There's been a major selloff in IRIDEX Corporation (NASDAQ:IRIX) shares in the week since it released its annual report, with the stock down 34% to US$1.74. The results were mixed overall, with revenues slightly ahead of analyst estimates at US$43m. Statutory losses by contrast were6.6% larger than predictions at US$0.64 per share. Following the result, analysts have updated their earnings model, and it would be good to know whether they think there's been a strong change in the company's prospects, or if it's business as usual. We thought readers would find it interesting to see analysts' latest (statutory) post-earnings forecasts for next year.
Taking into account the latest results, the current consensus from IRIDEX's twin analysts is for revenues of US$45.1m in 2020, which would reflect a modest 3.8% increase on its sales over the past 12 months. Statutory losses are forecast to balloon 33% to US$0.43 per share. Before this earnings announcement, analysts had been forecasting revenues of US$45.5m and losses of US$0.42 per share in 2020. Although the revenue estimates have not really changed, we can see there's been a earnings per share expectations, suggesting that analysts have become more bullish after the latest result.
Analysts trimmed their valuations, with the average price target falling 28% to US$5.75, with the ongoing losses seemingly weighing on sentiment, despite no real changes to the earnings forecasts.
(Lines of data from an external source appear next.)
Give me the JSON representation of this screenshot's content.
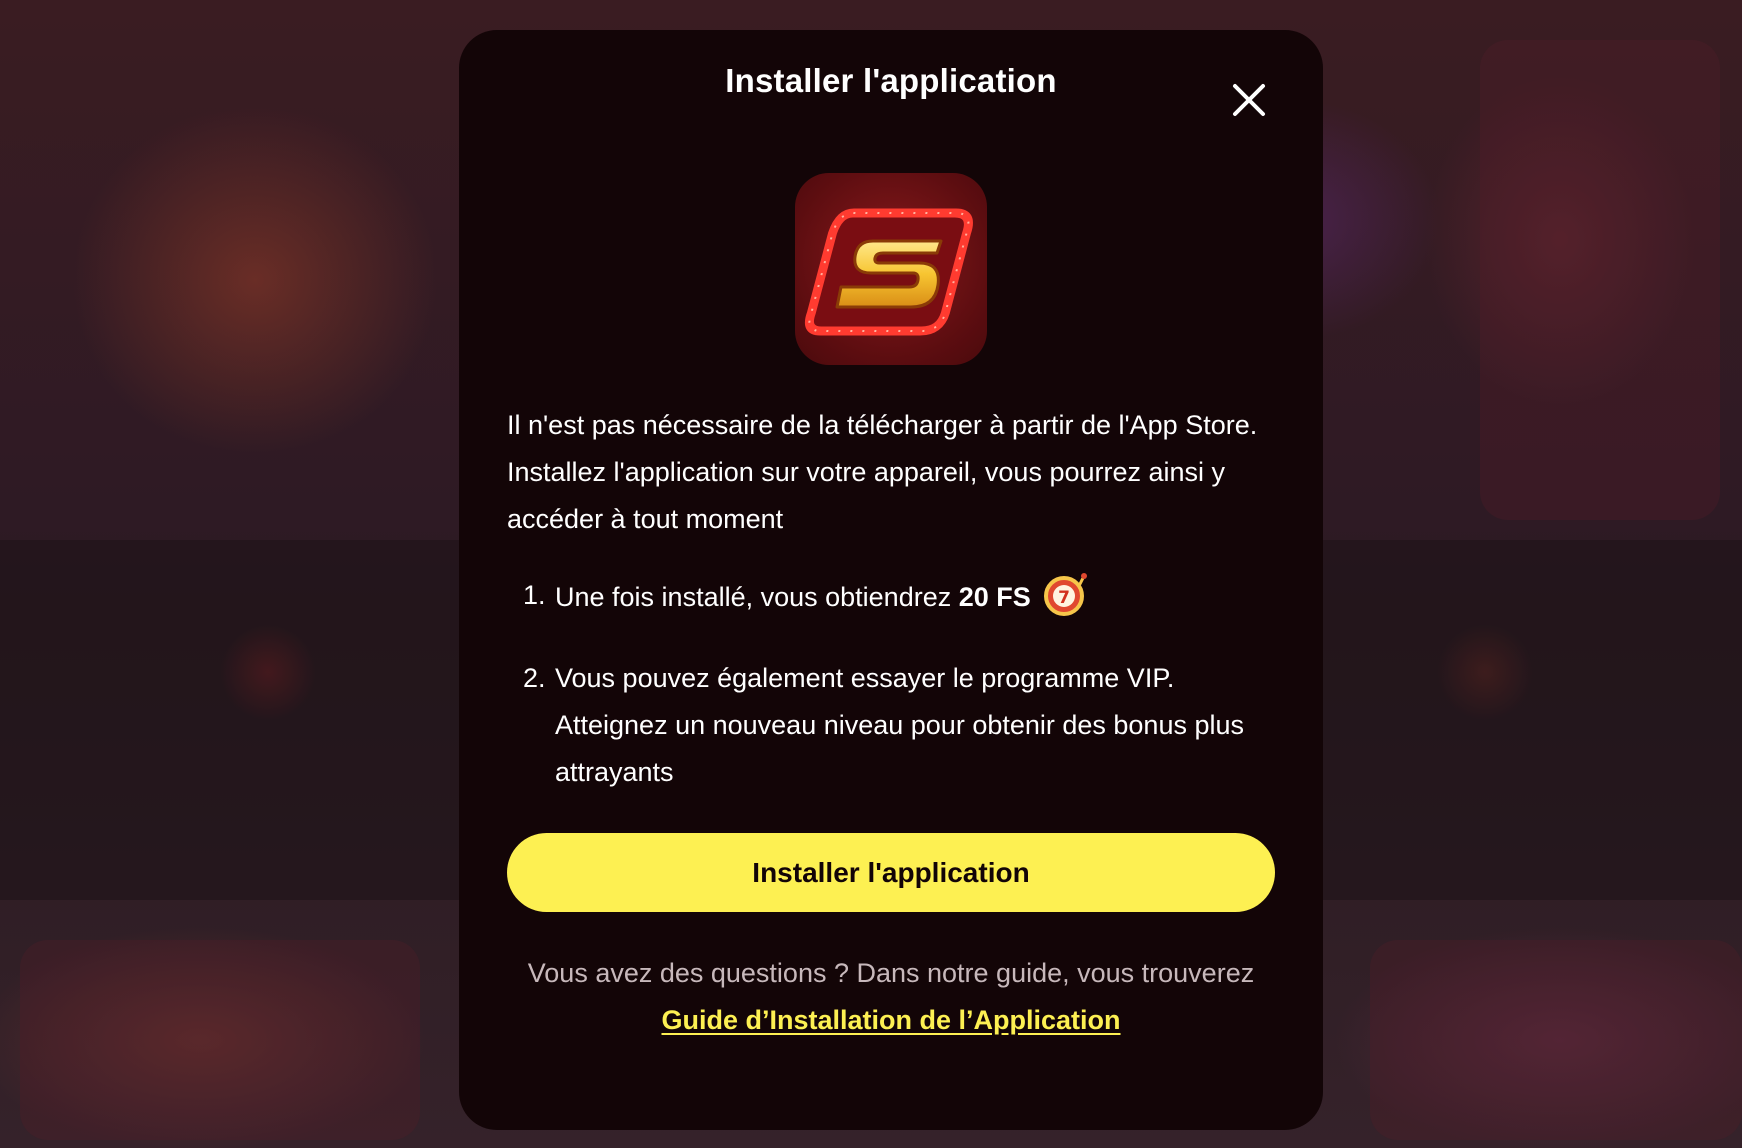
{
  "modal": {
    "title": "Installer l'application",
    "close_icon": "close-icon",
    "app_icon": "app-logo-icon",
    "description": "Il n'est pas nécessaire de la télécharger à partir de l'App Store. Installez l'application sur votre appareil, vous pourrez ainsi y accéder à tout moment",
    "steps": [
      {
        "number": "1.",
        "text_before": "Une fois installé, vous obtiendrez ",
        "bold": "20 FS",
        "icon": "slot-machine-icon"
      },
      {
        "number": "2.",
        "text": "Vous pouvez également essayer le programme VIP. Atteignez un nouveau niveau pour obtenir des bonus plus attrayants"
      }
    ],
    "install_button": "Installer l'application",
    "questions_text": "Vous avez des questions ? Dans notre guide, vous trouverez",
    "guide_link": "Guide d’Installation de l’Application"
  },
  "colors": {
    "modal_bg": "#130507",
    "button_bg": "#fdf052",
    "link": "#fdf052",
    "muted_text": "#c7b8bb",
    "backdrop": "#3a1a22"
  }
}
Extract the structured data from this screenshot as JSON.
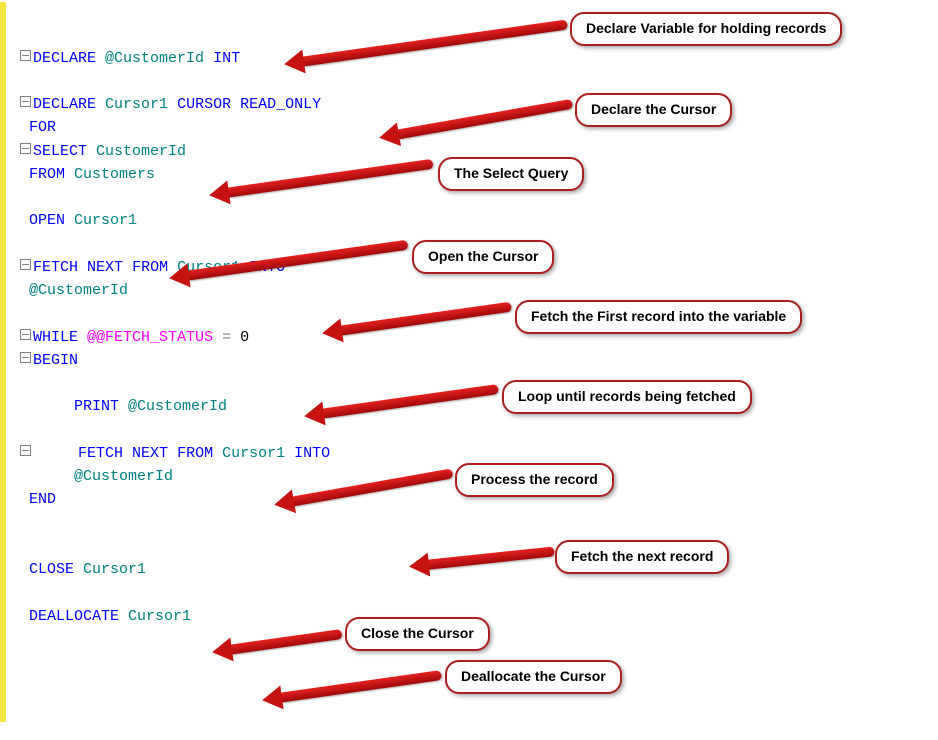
{
  "callouts": {
    "c1": "Declare Variable for holding records",
    "c2": "Declare the Cursor",
    "c3": "The Select Query",
    "c4": "Open the Cursor",
    "c5": "Fetch the First record into the variable",
    "c6": "Loop until records being fetched",
    "c7": "Process the record",
    "c8": "Fetch the next record",
    "c9": "Close the Cursor",
    "c10": "Deallocate the Cursor"
  },
  "code": {
    "l1": {
      "kw1": "DECLARE",
      "id1": "@CustomerId",
      "kw2": "INT"
    },
    "l2": {
      "kw1": "DECLARE",
      "id1": "Cursor1",
      "kw2": "CURSOR",
      "kw3": "READ_ONLY"
    },
    "l3": {
      "kw1": "FOR"
    },
    "l4": {
      "kw1": "SELECT",
      "id1": "CustomerId"
    },
    "l5": {
      "kw1": "FROM",
      "id1": "Customers"
    },
    "l6": {
      "kw1": "OPEN",
      "id1": "Cursor1"
    },
    "l7": {
      "kw1": "FETCH",
      "kw2": "NEXT",
      "kw3": "FROM",
      "id1": "Cursor1",
      "kw4": "INTO"
    },
    "l8": {
      "id1": "@CustomerId"
    },
    "l9": {
      "kw1": "WHILE",
      "sys": "@@FETCH_STATUS",
      "op": "=",
      "num": "0"
    },
    "l10": {
      "kw1": "BEGIN"
    },
    "l11": {
      "kw1": "PRINT",
      "id1": "@CustomerId"
    },
    "l12": {
      "kw1": "FETCH",
      "kw2": "NEXT",
      "kw3": "FROM",
      "id1": "Cursor1",
      "kw4": "INTO"
    },
    "l13": {
      "id1": "@CustomerId"
    },
    "l14": {
      "kw1": "END"
    },
    "l15": {
      "kw1": "CLOSE",
      "id1": "Cursor1"
    },
    "l16": {
      "kw1": "DEALLOCATE",
      "id1": "Cursor1"
    }
  }
}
One way to get more context on these forecasts is to look at how they compare to both past performance, and how other companies in the same industry are performing. For example, we noticed that IRIDEX's rate of growth is expected to accelerate meaningfully, with revenues forecast to grow at 3.8%, well above its historical decline of 0.1% a year over the past five years. Compare this against analyst estimates for the wider market, which suggest that (in aggregate) market revenues are expected to grow 7.7% next year. So although IRIDEX's revenue growth is expected to improve, it is still expected to grow slower than the market.
The Bottom Line
The most important thing to take away is that analysts increased their loss per share estimates for next year. Fortunately, analysts also reconfirmed their revenue estimates, suggesting sales are tracking in line with expectations - although our data does suggest that IRIDEX's revenues are expected to perform worse than the wider market. Analysts also downgraded their price target, suggesting that the latest news has led analysts to become more pessimistic about the intrinsic value of the business.
Even so, the longer term trajectory of the business is much more important for the value creation of shareholders. At least one analyst has provided forecasts out to 2023, which can be seen for free on our platform here.
We also provide an overview of the IRIDEX Board and CEO remuneration and length of tenure at the company, and whether insiders have been buying the stock, here.